Overall Series Review
Categorical Breakdown
The film does not focus on race, intersectionality, or the vilification of whiteness; the cast is Japanese, and the conflict is entirely personal and institutional. Character merit is irrelevant as the plot is one of ceaseless victimhood and exploitation, not a lecture on privilege.
The film attacks a core Western institution (Catholicism) by depicting its sacred space as corrupt, but the focus is on sexploitation and not a broad critique of 'Western civilization' or 'ancestors.' The narrative is not concerned with civilizational self-hatred, but with exposing institutional hypocrisy.
The female leads are not 'Girl Boss' figures; the main character is a continual victim, and the other women are her abusers, which shows female characters as depraved rather than perfect.

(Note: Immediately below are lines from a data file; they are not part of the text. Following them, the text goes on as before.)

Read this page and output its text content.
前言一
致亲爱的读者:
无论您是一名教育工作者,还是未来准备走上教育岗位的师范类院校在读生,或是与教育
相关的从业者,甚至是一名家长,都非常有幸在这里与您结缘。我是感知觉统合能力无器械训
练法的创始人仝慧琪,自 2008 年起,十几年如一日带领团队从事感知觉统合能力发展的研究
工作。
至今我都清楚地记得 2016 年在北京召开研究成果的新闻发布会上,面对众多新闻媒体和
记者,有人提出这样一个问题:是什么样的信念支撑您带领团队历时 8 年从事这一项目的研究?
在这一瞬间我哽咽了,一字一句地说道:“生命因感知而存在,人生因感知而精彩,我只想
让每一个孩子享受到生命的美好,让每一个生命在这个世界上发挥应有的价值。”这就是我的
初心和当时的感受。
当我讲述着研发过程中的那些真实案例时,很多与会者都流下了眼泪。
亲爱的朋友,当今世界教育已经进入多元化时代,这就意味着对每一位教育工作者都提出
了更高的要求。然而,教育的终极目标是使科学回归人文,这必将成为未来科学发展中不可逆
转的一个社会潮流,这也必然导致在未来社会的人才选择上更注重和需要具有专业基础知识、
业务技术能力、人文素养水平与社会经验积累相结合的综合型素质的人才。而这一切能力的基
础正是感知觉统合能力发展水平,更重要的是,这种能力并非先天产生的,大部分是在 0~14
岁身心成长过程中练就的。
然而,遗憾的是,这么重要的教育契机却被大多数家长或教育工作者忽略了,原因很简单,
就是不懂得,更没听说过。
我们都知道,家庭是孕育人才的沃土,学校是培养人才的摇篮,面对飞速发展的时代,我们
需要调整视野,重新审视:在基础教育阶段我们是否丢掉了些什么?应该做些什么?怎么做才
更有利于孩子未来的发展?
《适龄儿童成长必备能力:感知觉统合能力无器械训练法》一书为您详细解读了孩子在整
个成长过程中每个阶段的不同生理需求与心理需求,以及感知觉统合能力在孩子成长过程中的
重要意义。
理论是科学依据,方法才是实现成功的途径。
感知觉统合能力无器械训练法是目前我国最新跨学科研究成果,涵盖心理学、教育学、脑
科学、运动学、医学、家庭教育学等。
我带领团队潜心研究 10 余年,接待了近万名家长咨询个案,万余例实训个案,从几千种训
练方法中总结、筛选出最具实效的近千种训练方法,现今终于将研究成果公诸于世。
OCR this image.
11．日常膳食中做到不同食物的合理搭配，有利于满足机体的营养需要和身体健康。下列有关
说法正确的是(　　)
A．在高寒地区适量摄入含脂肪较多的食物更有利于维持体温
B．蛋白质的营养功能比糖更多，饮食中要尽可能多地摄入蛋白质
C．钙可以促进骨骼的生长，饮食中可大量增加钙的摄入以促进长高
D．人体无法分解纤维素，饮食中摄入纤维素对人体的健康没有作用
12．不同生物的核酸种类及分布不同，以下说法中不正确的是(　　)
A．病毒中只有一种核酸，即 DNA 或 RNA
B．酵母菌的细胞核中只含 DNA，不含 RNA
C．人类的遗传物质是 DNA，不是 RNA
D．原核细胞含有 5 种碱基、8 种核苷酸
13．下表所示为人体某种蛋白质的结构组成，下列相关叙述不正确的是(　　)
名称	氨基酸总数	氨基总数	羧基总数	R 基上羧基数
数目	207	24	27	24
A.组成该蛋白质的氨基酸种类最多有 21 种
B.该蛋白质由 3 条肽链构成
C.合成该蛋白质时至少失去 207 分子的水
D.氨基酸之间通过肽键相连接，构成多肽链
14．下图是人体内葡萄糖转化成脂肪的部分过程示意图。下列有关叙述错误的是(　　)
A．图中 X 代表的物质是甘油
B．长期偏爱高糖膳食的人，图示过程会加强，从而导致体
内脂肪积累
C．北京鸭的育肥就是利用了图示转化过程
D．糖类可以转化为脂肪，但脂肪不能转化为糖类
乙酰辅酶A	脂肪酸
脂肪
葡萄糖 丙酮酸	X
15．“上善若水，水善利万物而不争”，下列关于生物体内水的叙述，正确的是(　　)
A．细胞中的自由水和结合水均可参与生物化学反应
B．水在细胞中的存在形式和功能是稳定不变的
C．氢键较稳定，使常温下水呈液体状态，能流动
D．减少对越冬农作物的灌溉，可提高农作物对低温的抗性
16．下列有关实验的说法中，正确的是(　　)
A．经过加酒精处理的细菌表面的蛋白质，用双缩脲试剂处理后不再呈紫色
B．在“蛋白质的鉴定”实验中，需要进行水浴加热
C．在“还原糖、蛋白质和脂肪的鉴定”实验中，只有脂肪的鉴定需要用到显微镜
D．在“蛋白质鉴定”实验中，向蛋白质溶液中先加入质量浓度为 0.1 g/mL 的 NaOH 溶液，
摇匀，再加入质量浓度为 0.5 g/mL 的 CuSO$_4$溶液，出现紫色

The female-only convent is depicted as a prison of vice, which subverts any message of female solidarity, yet it also completely ignores concepts of complementarianism or the celebration of motherhood.
The narrative intensely focuses on the alternative sexualities practiced by the nuns within the convent, making non-traditional sexual identity the central characteristic of the antagonists. The deconstruction of the religious structure directly involves the centering of lesbianism and sadomasochism in a transgressive context.
The entire premise is an overt, uncompromising attack on traditional religion, specifically Catholicism. The convent, the physical representation of the 'house of God,' is shown to be a source of evil, abuse, and depravity, framing Christian-based traditional religion as the root of oppression and vice.